Top Security Flaws Hiding in Your Code Right Now – and How to Fix Them

Track: Security
Abstract
Security vulnerabilities aren’t just hypothetical—they’re real, from the MongoDB attack to the Log4Shell disaster, and they’re hiding in your code right now. In this session, we’ll explore the most common and dangerous flaws: SQL Injection, Deserialization Injection, and Logging Injection.

We’ll explain how these vulnerabilities work, why they’re so risky, and how to fix them through examples.

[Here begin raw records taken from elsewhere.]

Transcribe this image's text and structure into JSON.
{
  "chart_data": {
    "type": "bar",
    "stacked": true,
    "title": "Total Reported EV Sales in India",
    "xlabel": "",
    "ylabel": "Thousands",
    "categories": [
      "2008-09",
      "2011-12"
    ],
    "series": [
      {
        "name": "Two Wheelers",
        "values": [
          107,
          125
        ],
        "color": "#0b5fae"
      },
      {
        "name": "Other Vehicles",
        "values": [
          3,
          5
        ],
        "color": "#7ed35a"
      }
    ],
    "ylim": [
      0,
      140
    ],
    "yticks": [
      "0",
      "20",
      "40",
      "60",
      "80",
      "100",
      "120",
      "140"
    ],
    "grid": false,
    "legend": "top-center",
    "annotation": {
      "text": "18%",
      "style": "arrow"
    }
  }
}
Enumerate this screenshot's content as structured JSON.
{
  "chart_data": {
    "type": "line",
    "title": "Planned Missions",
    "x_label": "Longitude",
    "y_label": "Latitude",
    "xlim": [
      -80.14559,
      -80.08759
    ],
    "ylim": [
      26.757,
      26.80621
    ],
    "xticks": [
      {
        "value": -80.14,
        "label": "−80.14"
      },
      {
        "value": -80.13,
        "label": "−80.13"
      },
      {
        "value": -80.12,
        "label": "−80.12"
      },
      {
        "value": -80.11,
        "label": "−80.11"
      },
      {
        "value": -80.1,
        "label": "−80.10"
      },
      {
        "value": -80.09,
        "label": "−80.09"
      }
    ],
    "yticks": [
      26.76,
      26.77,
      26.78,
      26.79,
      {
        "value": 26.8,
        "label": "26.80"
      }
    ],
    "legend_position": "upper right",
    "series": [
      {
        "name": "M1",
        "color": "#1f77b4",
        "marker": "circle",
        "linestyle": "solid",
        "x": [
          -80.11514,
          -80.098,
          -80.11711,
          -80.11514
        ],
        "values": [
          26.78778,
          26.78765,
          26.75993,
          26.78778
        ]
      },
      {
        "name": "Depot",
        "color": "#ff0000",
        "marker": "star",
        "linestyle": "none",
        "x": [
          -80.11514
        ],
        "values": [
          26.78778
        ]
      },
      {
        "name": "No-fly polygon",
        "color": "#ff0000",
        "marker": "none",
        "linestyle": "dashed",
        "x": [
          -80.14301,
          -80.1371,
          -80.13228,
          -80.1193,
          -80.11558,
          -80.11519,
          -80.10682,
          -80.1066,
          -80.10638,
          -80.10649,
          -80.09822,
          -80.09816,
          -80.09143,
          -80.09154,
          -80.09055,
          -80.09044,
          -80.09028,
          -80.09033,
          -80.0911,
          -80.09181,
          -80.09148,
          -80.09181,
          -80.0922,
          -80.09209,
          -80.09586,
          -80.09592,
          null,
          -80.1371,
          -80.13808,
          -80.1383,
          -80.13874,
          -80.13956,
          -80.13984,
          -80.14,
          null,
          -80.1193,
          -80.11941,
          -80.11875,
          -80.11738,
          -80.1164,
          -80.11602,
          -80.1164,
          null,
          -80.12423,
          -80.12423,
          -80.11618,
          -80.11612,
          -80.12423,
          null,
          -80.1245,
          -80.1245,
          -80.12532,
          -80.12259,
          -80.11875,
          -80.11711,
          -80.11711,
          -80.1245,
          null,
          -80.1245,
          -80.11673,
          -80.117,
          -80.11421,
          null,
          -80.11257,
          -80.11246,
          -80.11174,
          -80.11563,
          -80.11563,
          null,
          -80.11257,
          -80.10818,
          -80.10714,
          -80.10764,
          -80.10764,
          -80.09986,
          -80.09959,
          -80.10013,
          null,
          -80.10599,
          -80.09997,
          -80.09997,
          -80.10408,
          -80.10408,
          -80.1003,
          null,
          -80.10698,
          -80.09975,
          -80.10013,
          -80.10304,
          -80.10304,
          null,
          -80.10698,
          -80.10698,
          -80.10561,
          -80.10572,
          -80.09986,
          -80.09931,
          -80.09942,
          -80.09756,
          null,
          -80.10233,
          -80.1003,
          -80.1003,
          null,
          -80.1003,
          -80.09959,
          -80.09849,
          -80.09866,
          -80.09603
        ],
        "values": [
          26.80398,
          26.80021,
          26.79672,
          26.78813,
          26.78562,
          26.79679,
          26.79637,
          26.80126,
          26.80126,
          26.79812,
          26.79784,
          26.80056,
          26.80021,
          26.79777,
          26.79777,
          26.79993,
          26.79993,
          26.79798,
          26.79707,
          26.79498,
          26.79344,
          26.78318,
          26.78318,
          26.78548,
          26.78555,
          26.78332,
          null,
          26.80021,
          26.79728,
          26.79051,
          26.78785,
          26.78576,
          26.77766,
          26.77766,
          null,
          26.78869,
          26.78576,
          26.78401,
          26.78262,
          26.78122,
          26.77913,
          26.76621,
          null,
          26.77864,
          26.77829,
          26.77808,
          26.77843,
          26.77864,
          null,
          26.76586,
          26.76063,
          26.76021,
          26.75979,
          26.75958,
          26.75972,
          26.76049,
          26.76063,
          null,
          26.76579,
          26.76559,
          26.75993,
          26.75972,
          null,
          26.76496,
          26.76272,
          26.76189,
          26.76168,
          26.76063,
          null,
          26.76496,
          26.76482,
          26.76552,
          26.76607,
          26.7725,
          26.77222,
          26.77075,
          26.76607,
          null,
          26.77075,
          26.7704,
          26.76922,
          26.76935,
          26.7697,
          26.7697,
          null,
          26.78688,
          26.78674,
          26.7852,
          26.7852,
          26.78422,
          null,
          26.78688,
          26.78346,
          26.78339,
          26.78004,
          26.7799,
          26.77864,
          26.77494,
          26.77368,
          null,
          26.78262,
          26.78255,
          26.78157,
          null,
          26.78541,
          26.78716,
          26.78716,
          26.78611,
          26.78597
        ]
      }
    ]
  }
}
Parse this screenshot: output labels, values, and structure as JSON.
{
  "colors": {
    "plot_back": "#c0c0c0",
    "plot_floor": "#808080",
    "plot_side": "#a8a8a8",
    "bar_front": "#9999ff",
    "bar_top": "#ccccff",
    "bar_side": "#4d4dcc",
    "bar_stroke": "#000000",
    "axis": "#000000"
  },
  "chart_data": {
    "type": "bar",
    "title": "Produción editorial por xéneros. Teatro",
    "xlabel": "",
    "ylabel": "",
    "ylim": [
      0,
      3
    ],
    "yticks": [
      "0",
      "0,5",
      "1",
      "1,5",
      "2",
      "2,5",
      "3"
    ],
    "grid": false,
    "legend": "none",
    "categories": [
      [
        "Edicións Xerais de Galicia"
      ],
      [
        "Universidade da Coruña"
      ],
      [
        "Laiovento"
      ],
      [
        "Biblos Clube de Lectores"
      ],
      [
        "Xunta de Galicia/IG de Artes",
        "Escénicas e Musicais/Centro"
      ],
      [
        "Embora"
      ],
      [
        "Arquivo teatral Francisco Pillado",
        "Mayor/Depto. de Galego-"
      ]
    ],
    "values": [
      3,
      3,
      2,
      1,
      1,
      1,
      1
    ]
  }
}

You'll leave with practical tips for safeguarding your applications, including best practices for SQL query parameterization, secure deserialization techniques, the importance of sanitizing logs, and how to use tooling to prevent these flaws more easily.

Audience Takeaways:

Deep understanding of SQL Injection, Deserialization Injection, and Logging Injection.
Practical code examples and fixes to secure your applications.
Insights into real-world case studies of major security breaches.
Tooling that will help us to commit safe code.
Jonathan Vila
Java Champion, Organiser at BarcelonaJUG and cofounder of JBCNConf and DevBcn conferences in Barcelona. Currently working as a Developer Advocate in Java at Sonar (SonarLint,SonarQube), focused on Clean Code & Security. I have worked as a (paid) developer since the first release of The Secret of Monkey Island, about 30 years ago using Go on Kubernetes for a Service Mesh layer on top of Istio | Java on Kubernetes for K8s Operator, Rest API, using Quarkus, GraalVM, Apache Camel | PHP | VB | Python | Pascal | C I am very interested in simulated reality, psychology, philosophy, and Java.